Overview: The many and manifest delights of Jonathan Creek, the British murder mystery TV series that's inarguably one of the best of its genre, continue with this two-disc set of episodes from its second season. As was the case in Season One, the stories concocted by David Renwick are marvelously ingenious. In the course of these six episodes, sleuths Jonathan Creek (the magician's assistant played by comic Alan Davies) and Madeline "Maddy" Magellan are again confronted with a host of apparently inexplicable and unsolvable crimes.

DVD Verdict: This is one of the cleverest shows I've seen in a long time. It reminds me somewhat of "Lovejoy". You can easily spend an evening watching the entire 1st series and being throughly entertained. Jonathan and Maddie are just wonderful the way they play off each other. If you want a detecive show with lots of blood and violence, you'll have to look elsewhere.

What makes this series memorable is the clever and funny writing and the not-quite-fulfilled relationship between the lead characters. Jonathan, who devises stage illusions, is quiet and thoughtful, but has some great lines delivered with impeccable timing by Alan Davies, who cut his teeth as a comedian. His way of saying "Hmmmm" is priceless - you always know exactly what he means. Maddy, the journalist, is loud and vulgar and over the top, and Cariline Quentin plays her with great relish. The two make perfect foils for each other - by the end of the series the viewer is left wondering whether they will ever get together, but hoping that they will.

The photography is beautiful, the locations outstanding (Jonathan lives in a windmill in Sussex) and the support players are of the usual high standard in BBC productions. If you like subtle and clever humor, with some unusual mystery thrown in, this series is for you. I'm eagerly waiting for Season Three to be released!

The highlight of the set (from my humble point of view) is “The Problem at Gallows Gate”. Here, Adam Klaus’ mother comes to town. She has the knack for embarrassing him at every possible moment [including right in front of his friend, “Blind” Hewey Harper (who, secretly, is not blind)]. He pawns her off on Jonathan, who takes her and Maddy on his annual forest ferret-watching expedition. While the mother is looking for an outhouse in the woods at night, she stumbles across a cottage where she just so happens to view a young woman being strangled to death.

When Jonathan and Maddy are brought in, they’re confounded as to why each window and door of the place is locked from the inside. Later, Klaus’ mother is able to successfully identify the murderer, only to be informed that the man in question is Duncan Proctor, a playboy millionaire who publicly committed suicide at his house three weeks earlier!
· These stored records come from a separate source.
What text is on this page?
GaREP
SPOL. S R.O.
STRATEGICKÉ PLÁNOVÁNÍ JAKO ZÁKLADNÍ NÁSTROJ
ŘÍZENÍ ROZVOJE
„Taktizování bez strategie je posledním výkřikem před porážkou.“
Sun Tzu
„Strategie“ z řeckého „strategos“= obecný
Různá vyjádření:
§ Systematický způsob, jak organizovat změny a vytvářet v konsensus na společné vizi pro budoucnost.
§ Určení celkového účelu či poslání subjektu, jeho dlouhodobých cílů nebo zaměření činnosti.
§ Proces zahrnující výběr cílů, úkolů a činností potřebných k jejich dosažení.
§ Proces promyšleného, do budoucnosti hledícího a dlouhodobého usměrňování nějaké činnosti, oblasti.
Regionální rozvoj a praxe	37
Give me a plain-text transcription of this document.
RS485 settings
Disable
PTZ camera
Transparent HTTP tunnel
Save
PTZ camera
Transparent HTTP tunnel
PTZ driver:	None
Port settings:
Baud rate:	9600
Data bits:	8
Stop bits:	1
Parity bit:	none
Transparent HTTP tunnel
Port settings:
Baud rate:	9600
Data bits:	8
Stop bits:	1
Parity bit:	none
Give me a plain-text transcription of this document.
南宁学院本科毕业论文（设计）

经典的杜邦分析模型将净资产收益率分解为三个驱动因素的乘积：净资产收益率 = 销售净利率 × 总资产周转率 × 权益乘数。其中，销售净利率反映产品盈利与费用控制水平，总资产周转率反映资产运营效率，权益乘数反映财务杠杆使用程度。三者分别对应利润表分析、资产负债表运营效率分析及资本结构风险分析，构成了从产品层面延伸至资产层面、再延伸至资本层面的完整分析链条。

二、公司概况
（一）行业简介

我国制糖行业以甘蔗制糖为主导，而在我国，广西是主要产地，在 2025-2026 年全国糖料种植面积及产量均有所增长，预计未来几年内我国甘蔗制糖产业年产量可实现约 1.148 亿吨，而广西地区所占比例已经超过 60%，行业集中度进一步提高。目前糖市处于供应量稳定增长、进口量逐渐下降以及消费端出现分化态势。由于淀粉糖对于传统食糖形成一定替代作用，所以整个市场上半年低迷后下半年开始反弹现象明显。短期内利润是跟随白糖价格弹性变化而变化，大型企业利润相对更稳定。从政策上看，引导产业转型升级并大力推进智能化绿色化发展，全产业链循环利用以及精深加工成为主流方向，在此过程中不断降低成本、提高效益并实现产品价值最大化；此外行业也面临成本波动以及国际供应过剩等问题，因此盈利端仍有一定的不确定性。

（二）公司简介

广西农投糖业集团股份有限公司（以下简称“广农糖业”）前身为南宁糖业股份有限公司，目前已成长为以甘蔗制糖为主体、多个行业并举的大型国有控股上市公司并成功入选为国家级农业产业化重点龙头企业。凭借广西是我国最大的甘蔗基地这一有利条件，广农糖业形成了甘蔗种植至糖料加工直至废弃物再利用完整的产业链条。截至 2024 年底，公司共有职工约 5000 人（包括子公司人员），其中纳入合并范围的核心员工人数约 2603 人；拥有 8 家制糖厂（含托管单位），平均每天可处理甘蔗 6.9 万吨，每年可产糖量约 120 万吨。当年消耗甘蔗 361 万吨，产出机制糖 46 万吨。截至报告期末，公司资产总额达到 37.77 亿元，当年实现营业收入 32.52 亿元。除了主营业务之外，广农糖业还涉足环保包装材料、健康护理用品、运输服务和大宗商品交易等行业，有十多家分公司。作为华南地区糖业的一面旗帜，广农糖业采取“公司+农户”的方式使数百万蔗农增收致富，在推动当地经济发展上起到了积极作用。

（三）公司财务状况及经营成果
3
So, if you want an entertaining, fun and something a little different from the herd, then this is worth checking out. And although Season Two isn’t quite as strong as its first, Jonathan Creek still carries on the tradition of not only being one of Britain’s most intricate crime dramas, but also its funniest. This is a Widescreen Presentation (1.78:1) enhanced for 16x9 TVs but comes with no Special Features.